Netzkraft Movement

L'Arche - a worldwide federation of communities

1049 South Austin Blvd.
Chicago, IL 60644-5313
United States

Contact person: Knoebel, John

+1 708 863 1273 (office), +1 773/287-8249 (house)
larchechicago@sbcglobal.net
lachechicago@hotmail.com
http://www.larchechicago.org

Topics

  • Aid organization
  • Commune, community project
  • Social policy/disabled persons
  • Overnight facilities

About us

L'Arche is an international federation of communities where men and women with developmental disabilities and those who choose to share life with them live, work, play and pray creating a home together. Core members, persons with disabilities, make up the heart or core of our communities. The assistants are those who live and share life with them.
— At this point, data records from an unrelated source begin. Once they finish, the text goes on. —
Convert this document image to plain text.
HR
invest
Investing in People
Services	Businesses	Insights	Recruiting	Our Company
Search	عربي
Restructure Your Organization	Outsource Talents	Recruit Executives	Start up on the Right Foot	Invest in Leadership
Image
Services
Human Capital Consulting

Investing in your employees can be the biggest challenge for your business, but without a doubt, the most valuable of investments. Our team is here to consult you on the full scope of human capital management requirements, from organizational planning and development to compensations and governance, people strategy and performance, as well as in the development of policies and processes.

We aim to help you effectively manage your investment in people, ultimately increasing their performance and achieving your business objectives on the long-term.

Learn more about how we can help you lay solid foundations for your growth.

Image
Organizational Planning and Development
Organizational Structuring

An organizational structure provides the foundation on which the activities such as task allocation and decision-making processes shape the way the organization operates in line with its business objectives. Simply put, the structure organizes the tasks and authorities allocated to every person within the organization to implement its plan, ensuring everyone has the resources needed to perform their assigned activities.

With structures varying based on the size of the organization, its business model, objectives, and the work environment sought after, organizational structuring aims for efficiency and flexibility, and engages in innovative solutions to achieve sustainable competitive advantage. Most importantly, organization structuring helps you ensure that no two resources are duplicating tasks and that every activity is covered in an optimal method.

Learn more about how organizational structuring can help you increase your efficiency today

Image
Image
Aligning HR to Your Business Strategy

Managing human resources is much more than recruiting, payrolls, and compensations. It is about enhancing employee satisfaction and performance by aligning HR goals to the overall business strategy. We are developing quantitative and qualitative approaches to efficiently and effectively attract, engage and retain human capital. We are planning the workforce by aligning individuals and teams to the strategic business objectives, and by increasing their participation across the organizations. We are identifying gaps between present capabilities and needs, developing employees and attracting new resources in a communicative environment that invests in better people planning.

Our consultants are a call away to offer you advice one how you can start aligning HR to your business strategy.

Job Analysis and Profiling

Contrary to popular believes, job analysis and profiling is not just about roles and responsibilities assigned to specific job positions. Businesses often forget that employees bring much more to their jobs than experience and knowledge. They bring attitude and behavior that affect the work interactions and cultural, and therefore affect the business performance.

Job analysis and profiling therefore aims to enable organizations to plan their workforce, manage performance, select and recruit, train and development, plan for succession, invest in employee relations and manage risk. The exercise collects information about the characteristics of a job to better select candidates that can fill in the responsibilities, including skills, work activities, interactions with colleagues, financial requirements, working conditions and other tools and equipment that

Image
French Canadian Jean Vanier founded L'Arche as a Catholic organization in 1964 in Trosly, France when he invited two men with disabilities to come live with him. From this humble beginning, L'Arche has grown to include over 127 communities in 31 countries throughout the world. It has evolved into an ecumenical organization welcoming all religious traditions, and those with no tradition at all. Each community is unique and autonomous but internationally federated. They all share a common vision of the basic dignity of each human person. They seek to create home and provide meaningful work for all our community members in an attempt to create a world where everyone, regardless of ability or disability, is recognized as being of equal value.

Having a L'Arche community in the Chicago area was a desire held by an ecumenical group of people since the 1980's. The group was initiated and inspired by individuals who had once lived in a L'Arche community. While waiting for the community to be born, this group of people sponsored Faith and Sharing retreats, invited Jean Vanier and Henri Nouwen to give presentations, prayed together and made friends with persons with developmental disabilities.

Its mission is:

- to create home, welcoming people with disabilities and thereby responding to the distress of those who are too often rejected, giving them a valid place in society;
- to reveal the particular gifts and unique value of people with disabilities who belong at the heart of L'Arche communities and who call others to share their lives;
- to be a sign that society, to be truly human, must be founded on welcome and respect for the weak and the downtrodden; and
- to be a sign of hope in a divided world.

John Knoebel is the Director of L'Arche.

For other net participants we can offer overnight facilities. Further we can offer an expert guidance through trained staff, procure an expert information and establish new contacts in the field of our work.